All models are wrong. But some are useful. — George E. P. Box
Ultimately, the distinction between finite and infinite games eludes. The games we play are not all well-defined. What looks today to be an infinite game of creative possibility can, tomorrow resemble a fight to the death. As with any model of the world, we should use it to frame and illuminate, not to rule. Finite and Infinite Games is no great falsification of the world as we see it: to treat it that way would be wilfully to misunderstand its essential argument.
Instead, it offers us tools to reimagine ourselves, our struggles, our achievements and the world. The more ways we can redraw ourselves, the better we can play the infinite game.
- The Infinite Game by Simon Sinek (2019), though Sinek’s book is a truly terrible misreading of Carse’s point — it really bears almost no resemblance to Carse’s original and completely misses the subtle epigrammatic subtext — as such we heartily recommend you steer well clear of it.

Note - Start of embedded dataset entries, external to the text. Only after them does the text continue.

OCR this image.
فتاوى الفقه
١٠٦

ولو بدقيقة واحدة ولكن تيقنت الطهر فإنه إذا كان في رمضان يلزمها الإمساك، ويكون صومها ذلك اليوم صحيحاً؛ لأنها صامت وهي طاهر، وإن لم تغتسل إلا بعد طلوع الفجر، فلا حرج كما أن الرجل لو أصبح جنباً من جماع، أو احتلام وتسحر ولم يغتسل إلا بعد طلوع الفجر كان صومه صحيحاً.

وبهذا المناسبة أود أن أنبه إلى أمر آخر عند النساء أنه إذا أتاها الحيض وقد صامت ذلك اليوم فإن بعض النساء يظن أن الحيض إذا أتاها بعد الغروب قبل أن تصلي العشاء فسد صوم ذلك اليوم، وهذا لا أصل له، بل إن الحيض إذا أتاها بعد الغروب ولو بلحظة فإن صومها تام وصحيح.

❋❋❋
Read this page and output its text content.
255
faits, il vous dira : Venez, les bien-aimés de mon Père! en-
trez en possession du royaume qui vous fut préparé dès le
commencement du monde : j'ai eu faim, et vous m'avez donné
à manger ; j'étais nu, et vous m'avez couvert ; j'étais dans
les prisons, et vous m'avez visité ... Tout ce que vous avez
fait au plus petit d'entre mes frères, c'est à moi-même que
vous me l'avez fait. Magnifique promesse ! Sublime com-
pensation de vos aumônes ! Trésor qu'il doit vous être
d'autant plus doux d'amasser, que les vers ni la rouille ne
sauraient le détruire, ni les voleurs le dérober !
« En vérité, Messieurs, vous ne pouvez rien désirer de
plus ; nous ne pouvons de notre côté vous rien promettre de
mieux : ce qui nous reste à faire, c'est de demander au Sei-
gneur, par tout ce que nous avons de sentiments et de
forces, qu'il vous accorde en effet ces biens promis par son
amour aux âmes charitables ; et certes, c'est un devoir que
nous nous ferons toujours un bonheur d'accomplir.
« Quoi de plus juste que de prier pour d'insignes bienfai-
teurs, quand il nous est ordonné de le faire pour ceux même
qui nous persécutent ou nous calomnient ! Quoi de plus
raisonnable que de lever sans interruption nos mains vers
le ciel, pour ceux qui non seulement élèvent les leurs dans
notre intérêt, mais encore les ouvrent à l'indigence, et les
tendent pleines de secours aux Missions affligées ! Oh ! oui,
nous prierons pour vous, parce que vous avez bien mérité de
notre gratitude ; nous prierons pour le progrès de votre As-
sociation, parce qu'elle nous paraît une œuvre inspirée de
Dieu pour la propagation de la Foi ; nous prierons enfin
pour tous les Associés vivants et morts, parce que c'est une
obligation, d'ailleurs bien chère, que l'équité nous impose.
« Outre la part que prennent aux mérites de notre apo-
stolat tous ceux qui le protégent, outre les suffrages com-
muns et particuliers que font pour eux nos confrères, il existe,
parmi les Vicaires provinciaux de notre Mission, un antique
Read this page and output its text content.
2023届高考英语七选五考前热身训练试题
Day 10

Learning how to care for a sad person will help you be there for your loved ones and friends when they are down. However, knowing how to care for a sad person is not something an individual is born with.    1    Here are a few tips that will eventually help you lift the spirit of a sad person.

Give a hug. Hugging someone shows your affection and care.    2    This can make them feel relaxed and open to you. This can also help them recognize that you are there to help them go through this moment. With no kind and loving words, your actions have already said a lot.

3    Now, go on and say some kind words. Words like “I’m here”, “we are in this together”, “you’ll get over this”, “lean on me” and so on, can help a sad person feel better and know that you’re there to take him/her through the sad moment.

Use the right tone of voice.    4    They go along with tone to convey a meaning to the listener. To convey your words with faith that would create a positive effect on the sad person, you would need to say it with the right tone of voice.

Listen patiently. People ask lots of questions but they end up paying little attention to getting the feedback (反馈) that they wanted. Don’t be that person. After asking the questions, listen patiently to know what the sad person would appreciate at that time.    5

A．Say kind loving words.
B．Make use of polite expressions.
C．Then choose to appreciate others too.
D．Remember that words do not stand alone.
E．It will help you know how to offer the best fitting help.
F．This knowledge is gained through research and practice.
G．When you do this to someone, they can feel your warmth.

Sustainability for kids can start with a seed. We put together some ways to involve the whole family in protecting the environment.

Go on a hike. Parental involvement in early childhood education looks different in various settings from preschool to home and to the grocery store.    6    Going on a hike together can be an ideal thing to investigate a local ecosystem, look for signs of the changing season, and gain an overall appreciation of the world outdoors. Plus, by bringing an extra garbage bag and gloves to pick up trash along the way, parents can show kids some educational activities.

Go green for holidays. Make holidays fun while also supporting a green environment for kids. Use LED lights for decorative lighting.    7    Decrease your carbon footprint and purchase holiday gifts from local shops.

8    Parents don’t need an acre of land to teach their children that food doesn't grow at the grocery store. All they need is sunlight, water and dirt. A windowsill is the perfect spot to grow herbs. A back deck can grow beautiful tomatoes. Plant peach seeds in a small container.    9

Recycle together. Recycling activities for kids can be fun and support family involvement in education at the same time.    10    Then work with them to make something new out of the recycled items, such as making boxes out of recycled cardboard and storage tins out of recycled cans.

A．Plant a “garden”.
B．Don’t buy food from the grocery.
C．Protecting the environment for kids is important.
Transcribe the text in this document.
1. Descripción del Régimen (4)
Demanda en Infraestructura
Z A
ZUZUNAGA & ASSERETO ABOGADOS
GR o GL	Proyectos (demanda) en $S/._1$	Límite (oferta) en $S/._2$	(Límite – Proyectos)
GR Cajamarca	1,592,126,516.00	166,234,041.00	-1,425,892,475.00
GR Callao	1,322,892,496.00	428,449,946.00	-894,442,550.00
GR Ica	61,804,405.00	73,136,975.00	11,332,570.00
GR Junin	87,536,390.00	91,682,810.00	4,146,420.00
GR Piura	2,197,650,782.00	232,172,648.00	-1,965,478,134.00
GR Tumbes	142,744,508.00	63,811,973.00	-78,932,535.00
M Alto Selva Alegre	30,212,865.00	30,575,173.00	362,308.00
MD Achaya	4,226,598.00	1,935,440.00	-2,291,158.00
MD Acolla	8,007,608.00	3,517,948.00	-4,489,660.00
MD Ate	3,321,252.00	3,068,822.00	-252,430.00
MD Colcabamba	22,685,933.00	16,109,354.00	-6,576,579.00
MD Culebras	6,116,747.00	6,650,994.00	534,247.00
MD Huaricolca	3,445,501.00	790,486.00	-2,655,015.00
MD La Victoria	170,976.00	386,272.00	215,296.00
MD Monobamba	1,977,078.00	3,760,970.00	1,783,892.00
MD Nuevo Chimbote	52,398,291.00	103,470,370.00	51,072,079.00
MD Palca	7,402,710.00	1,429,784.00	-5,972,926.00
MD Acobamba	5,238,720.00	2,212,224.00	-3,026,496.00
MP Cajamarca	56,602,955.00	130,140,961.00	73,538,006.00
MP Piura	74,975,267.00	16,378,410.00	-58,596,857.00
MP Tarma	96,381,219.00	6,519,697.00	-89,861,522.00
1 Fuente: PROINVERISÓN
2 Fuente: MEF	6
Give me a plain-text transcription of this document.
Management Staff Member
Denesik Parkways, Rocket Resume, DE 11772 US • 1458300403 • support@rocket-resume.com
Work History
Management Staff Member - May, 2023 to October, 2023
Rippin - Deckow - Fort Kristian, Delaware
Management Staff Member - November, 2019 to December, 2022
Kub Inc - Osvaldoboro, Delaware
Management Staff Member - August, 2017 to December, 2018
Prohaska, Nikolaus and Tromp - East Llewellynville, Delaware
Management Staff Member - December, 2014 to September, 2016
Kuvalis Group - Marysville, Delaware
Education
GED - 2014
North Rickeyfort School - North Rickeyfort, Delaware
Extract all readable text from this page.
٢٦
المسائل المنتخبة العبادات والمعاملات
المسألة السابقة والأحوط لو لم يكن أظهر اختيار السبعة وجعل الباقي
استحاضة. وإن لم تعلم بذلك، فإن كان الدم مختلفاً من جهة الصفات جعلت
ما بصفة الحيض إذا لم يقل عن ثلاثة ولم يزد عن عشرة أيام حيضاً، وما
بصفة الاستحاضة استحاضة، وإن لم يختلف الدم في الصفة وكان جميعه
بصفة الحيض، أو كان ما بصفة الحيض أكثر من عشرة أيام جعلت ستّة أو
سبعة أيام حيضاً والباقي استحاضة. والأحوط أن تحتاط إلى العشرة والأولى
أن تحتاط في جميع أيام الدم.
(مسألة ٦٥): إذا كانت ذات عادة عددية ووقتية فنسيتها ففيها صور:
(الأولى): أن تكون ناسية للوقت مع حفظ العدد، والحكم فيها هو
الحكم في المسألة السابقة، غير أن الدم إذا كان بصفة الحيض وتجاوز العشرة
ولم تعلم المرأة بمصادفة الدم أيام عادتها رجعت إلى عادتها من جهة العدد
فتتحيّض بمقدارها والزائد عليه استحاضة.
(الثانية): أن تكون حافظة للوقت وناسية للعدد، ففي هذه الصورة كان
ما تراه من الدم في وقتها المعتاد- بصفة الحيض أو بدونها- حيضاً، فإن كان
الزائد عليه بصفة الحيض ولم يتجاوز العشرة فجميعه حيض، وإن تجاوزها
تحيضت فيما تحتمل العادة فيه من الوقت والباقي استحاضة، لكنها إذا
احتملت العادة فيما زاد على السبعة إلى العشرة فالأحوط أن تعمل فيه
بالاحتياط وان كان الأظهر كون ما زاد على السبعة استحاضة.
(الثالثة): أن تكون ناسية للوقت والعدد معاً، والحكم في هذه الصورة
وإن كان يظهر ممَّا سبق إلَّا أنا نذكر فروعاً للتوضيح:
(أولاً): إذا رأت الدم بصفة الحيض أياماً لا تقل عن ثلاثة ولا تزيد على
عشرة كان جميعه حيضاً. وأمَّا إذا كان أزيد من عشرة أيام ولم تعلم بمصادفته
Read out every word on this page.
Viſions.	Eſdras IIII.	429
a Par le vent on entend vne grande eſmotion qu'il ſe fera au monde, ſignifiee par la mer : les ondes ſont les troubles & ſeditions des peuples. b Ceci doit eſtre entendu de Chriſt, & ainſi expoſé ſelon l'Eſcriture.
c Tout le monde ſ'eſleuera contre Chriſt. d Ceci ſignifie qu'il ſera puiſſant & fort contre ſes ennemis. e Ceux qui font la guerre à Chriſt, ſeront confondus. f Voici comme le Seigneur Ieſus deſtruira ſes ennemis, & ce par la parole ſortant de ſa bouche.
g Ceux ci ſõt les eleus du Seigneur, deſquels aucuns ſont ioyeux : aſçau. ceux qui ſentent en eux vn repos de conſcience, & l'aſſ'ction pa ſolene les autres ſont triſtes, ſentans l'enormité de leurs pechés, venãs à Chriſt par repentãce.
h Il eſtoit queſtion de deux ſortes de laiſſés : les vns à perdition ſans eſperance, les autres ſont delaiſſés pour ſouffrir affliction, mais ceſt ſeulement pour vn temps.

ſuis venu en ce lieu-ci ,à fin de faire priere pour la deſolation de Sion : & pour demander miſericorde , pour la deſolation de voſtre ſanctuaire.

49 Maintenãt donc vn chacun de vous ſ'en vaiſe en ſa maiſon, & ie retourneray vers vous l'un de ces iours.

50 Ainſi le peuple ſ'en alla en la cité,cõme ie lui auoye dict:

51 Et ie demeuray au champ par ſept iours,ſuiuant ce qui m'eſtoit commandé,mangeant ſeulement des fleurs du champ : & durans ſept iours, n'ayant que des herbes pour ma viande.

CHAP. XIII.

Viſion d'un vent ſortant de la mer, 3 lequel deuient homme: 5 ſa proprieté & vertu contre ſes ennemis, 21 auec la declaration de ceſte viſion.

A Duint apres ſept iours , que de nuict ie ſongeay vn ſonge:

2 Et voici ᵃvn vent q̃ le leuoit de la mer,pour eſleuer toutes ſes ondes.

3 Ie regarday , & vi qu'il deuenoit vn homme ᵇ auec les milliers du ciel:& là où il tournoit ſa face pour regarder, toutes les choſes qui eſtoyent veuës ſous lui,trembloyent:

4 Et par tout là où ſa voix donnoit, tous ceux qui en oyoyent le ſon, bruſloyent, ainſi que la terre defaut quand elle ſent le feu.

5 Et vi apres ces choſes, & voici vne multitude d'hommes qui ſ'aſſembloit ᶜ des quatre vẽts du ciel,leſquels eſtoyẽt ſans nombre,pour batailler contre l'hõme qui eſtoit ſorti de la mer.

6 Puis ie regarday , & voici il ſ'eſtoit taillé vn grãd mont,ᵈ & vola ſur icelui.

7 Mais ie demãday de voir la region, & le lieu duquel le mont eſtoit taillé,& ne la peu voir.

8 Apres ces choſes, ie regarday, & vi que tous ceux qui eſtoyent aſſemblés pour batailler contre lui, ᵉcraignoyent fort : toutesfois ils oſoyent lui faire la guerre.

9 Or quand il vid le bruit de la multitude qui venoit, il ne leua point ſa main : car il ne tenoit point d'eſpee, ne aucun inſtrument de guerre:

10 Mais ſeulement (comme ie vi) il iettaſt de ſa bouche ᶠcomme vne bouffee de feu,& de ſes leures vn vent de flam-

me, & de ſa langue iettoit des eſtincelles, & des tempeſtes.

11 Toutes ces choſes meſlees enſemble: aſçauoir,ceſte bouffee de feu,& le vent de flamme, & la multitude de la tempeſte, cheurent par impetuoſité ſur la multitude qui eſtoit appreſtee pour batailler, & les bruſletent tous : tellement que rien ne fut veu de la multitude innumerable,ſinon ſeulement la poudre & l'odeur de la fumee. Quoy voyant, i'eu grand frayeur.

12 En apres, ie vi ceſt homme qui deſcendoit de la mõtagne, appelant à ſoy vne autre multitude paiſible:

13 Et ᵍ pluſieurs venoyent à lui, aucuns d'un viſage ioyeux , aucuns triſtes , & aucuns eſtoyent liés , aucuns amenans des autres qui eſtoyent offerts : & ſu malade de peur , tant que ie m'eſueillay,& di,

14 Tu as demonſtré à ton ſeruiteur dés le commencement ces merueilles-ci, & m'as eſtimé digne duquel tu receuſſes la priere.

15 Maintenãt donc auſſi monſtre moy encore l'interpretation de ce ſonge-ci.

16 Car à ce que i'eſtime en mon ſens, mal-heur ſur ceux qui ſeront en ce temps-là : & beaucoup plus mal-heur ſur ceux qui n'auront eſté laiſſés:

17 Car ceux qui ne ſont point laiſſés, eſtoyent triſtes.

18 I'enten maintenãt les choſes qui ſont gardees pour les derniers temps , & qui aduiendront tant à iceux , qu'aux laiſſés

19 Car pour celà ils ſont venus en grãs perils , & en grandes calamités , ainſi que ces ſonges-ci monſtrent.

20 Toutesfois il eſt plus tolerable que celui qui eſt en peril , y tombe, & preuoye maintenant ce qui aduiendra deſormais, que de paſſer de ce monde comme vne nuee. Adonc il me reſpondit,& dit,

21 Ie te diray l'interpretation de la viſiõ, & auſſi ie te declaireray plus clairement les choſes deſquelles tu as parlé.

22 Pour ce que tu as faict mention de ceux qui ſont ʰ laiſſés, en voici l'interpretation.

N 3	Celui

- “In a world of risk (“small world”), all alternatives, consequences, and probabilities are known. In uncertain (“large”) worlds, some of this information is unknown or unknowable.” — Kirsten Volz and Gerd Gigerenzer
- David Viniar, Chief Financial Officer, Goldman Sachs, August 2007.
- You would expect a “25-sigma move” on one in 1.3 billion billion billion billion billion billion billion billion billion billion billion billion billion billion days, which is several trillion trillion trillion trillion times as long as the life (to date) of the known universe. More on this fascinating topic on our normal distribution article.
- Stewart Brand’s idea of “pace layering” is another one of the JC’s favourite big, odd ideas. Stay tuned.
- There are those who doubt the Moneyball story, and those who think the Galácticos largely had it right.
- All data is from the past. Seeing as there is an infinite amount of data from the future, the portion of the available data we have is, effectively, nil.